Gerard Pique is ready for the "challenge" of winning back support from Spain fans after admitting he considered retiring from international football.
Pique's support for the right to hold the Catalan independence referendum last Sunday, which was deemed illegal by the Spanish government and led to violent clashes between police and voters, has led to further scrutiny over his position within Julen Lopetegui's squad.
The centre-back was jeered by some supporters when he arrived for training with the national team this week ahead of their final World Cup qualifiers against Albania and Israel.
Pique suggested last week he would consider stepping aside from Spain duties if it would help to improve the overall atmosphere between the fans and the team.
However, speaking at a news conference on Wednesday, the Barcelona defender said he is determined to silence his critics once more and that the rest of the squad also want him to stay.
"The first day of training was difficult. Nobody likes it when there are people against you. It's not pleasant to receive insults," he said.

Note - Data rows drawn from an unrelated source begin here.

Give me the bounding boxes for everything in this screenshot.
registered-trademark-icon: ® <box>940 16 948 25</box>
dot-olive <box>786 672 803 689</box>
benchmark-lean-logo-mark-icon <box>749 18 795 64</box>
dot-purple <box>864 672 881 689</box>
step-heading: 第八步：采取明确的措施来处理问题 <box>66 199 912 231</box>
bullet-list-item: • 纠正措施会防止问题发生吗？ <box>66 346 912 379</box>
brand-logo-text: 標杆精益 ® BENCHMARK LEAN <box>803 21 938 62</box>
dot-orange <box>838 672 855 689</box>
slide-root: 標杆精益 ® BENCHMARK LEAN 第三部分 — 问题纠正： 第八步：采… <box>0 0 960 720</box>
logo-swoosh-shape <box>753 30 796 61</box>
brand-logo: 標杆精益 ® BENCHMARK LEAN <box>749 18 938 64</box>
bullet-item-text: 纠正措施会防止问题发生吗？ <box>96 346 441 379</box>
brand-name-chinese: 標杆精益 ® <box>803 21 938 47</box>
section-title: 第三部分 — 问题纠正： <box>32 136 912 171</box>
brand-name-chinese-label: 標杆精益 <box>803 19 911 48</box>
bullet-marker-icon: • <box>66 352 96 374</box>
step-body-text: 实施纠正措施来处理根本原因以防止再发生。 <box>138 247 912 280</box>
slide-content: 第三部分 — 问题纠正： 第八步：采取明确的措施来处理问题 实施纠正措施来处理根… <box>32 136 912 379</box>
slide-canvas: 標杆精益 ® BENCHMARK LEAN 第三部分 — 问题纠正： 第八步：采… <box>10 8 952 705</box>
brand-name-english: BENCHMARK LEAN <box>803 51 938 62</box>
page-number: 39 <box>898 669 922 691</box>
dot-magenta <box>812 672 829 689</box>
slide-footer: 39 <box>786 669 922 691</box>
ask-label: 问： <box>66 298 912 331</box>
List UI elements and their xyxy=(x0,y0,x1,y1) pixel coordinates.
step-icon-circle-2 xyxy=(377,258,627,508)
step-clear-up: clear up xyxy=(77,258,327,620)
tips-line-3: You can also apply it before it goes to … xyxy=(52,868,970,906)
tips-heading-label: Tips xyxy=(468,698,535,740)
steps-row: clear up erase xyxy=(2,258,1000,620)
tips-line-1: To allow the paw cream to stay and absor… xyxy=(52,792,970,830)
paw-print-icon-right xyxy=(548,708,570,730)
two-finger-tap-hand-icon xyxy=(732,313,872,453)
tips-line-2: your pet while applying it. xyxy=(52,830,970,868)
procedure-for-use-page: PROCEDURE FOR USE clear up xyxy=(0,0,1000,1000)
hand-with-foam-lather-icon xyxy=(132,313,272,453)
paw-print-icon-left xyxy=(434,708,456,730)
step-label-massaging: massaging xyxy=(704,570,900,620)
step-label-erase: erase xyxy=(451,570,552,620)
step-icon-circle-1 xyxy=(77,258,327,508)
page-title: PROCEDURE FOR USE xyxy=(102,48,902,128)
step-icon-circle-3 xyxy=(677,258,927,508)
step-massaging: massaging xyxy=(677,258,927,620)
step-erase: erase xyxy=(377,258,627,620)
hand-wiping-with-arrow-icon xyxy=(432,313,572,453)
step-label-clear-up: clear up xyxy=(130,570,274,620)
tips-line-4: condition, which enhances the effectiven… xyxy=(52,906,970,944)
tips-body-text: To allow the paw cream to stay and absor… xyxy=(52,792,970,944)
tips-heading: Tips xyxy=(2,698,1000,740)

"But it's a challenge for me. I want to help the national team in every way I can, above all on the pitch. I came here 15 years ago and it's been like a family to me. It's one of the big reasons I keep coming here.
"My commitment has always been to the utmost. I feel proud to be with the national team. Don't doubt my commitment.
"I have considered [stepping aside]. You have to assess all options, but after thinking about it, I believe the best thing is to continue.
"You don't give in to the people who think only by whistling. My team-mates are also in favour of me staying.
"I don't want to leave through the back door and feel like things have ended badly. This is my family. I want to carry on for them. There will be people whose mind you can't change, but I feel very strongly about trying to turn this around."
Pique has often been subjected to jeers from fans due to his support for Catalonia's right to vote on independence from Spain, although he has never spoken publicly in favour of either side.
However, he insists being happy to speak about political matters should not be a barrier for any footballer when it comes to representing their country.
"I believe an 'independentista' can play for the national team. To be in favour of independence is not to go against Spain," he said.
"Our opinions come from the heart. It's impossible for us all to think the same way.
"Just as I think people should be able to vote, I understand and I respect that there are people who don't believe that the Catalans should be able to vote.
"We are footballers, but above all we're people. Why can't you express yourself?
"I don't see myself on the front line of militancy. Some people have advised me to stop talking. I've tried to talk about what I think. I've never put myself on either side.
"The whistling will be difficult to stop but what I'm expressing is very rational. I feel uncomfortable for my team-mates. They don't deserve to have a team-mate whistled."